Because the nation as a whole is so invested in the welfare state, social mobility, and economic equality, the benefits of balanced budgets are easier to see and the risks of drifting into debt again and potentially risking popular benefit programs are politically unpalatable.
“If we run into trouble, it will be those who are most depending on welfare services and are most depending on the public transfer systems that will be hurt the most,” said Borg.
Widespread economic equality has created a system in which everyone has some skin in the game. This gives politicians leeway to work together.
“You cannot have a society where the conflicts that are built in become so strong that you undermine the political ability to deal with problems,” Borg said. “If I compare Sweden with Spain or Italy and Greece, one of the reasons why we have been able to do this is that our income differences are substantially much lower, which also much means that the political tension is on a completely different level. … I would argue that the combination of broadbased and social cohesion is very, very important.”
This was the conservative finance minister giving this speech, mind you. While Sweden has taken a hit with the dual impact of the American financial crisis, followed by the European debt crisis, the country has weathered the storm a lot better than other EU nations—even those that are also not on the euro like Great Britain.
The results of the country’s political reforms, meanwhile, have been astonishing: After lagging behind for years, Sweden’s economy grew at a faster rate than the American economy throughout most of the aughts.
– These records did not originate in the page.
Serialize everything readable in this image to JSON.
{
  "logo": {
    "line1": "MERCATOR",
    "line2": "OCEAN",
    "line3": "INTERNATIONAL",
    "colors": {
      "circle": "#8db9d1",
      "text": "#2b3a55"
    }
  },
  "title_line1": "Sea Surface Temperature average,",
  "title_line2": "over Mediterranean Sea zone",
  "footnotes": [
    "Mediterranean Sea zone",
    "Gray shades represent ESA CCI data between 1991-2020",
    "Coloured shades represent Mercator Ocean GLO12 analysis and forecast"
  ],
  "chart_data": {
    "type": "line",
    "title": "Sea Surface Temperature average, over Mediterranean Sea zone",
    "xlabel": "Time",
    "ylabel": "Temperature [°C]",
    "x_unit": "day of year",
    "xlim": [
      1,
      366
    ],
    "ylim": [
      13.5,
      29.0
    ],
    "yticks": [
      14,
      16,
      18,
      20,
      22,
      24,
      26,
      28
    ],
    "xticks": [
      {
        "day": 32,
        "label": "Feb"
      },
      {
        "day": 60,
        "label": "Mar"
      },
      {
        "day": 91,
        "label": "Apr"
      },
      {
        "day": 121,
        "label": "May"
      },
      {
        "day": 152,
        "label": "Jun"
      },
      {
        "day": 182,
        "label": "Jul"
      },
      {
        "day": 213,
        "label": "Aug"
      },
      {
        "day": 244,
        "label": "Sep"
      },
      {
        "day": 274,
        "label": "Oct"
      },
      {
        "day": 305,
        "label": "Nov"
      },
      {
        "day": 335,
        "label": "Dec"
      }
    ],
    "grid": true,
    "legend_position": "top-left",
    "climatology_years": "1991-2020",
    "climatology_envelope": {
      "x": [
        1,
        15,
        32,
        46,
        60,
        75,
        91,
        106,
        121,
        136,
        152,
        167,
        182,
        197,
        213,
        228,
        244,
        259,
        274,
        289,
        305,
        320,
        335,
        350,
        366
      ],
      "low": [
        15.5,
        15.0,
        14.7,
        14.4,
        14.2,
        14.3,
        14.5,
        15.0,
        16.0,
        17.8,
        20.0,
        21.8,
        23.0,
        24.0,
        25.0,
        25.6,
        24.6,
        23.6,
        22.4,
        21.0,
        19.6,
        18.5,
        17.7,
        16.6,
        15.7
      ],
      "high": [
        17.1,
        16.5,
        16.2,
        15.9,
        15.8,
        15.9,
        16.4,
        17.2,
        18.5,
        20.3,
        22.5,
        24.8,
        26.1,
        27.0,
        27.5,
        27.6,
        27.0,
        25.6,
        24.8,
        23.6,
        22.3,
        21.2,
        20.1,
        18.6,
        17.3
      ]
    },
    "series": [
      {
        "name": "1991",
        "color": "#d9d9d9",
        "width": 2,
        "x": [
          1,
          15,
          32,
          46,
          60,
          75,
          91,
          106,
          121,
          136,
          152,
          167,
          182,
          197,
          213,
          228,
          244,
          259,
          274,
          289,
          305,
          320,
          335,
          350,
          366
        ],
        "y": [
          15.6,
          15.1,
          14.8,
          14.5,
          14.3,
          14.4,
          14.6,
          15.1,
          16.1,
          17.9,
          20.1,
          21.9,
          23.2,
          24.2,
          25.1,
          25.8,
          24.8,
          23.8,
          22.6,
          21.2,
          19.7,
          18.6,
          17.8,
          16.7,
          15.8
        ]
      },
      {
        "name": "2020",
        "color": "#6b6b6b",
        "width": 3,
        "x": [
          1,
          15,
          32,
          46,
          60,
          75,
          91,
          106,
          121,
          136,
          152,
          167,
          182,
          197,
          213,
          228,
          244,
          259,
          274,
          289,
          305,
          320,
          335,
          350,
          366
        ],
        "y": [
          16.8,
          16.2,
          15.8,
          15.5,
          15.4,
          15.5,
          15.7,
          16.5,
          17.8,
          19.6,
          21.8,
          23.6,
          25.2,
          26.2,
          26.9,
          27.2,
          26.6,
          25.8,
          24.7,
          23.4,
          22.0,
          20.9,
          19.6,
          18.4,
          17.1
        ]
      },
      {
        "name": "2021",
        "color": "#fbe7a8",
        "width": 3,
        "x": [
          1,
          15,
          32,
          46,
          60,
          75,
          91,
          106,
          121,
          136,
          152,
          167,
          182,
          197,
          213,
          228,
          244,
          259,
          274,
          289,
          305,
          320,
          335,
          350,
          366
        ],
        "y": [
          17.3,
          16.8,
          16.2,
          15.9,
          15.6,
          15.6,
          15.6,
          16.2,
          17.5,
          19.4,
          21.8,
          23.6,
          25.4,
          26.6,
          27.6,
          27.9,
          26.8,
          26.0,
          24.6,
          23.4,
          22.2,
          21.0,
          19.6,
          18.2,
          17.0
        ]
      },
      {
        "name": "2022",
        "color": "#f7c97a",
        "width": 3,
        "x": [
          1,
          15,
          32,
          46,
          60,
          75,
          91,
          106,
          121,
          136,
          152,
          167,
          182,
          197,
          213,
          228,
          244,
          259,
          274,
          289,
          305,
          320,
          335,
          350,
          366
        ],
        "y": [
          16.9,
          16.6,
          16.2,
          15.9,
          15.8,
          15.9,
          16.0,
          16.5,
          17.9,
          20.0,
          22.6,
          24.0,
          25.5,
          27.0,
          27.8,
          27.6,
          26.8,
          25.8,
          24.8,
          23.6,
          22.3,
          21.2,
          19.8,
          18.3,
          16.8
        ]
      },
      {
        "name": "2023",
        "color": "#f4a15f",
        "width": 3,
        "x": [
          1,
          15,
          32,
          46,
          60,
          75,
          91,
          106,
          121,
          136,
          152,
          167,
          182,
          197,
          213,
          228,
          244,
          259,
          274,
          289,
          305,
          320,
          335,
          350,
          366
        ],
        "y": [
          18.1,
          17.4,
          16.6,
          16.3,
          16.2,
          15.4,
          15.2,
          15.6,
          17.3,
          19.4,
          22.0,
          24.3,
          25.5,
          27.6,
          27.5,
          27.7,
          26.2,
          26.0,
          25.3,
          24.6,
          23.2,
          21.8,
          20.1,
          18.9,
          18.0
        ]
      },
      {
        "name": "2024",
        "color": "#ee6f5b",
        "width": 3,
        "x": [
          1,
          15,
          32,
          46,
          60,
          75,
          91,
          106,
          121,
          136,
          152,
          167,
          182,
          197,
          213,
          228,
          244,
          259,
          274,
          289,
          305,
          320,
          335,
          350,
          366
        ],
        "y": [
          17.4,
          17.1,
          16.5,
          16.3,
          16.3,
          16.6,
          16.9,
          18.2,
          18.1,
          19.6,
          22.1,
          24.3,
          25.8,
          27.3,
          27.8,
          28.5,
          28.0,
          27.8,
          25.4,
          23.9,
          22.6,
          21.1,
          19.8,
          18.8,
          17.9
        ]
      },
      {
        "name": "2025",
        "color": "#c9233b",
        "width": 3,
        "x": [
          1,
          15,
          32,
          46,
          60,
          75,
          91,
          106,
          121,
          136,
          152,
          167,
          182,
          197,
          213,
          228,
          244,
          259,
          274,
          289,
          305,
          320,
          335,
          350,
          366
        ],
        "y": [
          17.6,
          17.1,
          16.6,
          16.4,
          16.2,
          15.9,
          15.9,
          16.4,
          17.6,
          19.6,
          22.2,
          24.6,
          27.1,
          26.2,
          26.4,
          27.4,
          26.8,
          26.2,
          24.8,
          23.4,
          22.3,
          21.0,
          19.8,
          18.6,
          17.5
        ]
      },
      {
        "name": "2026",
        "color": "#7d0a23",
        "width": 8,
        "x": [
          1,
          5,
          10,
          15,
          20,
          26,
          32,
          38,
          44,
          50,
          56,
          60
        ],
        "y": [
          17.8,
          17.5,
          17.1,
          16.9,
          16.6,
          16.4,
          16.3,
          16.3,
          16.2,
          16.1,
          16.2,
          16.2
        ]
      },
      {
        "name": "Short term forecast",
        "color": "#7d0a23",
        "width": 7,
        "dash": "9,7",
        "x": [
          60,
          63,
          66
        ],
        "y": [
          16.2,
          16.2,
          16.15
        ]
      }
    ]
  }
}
It has recovered more strongly from this latest international recession, with 5.5 percent GDP growth in 2010 compared with 2.9 percent growth in the United States. Sweden’s unemployment rate has been consistently around 1 percent below the American rate during the recovery. Meanwhile, government debt as a percentage of GDP has shrunk to 45.5 percent, as compared with the United States where it has ballooned to more than 100 percent.
Still, the severity of the recent debt crisis in Southern Europe is beginning to be felt in Sweden with the unemployment rate ticking up unexpectedly from 7.0 percent to 7.2 percent in August (still, a full percentage point lower than the rate in the United States). The conservative government has now decided to lower interest rates and expand the deficit in the short term with a financial stimulus that includes business tax cuts and infrastructure spending. They are able to do this because of flexibility from years of surpluses. When the conservative party announced the 23 billion kronor ($3.5 billion) stimulus last month, the leader of the opposition Social Democrats had one major objection: He complained that the conservatives had stolen his party’s ideas.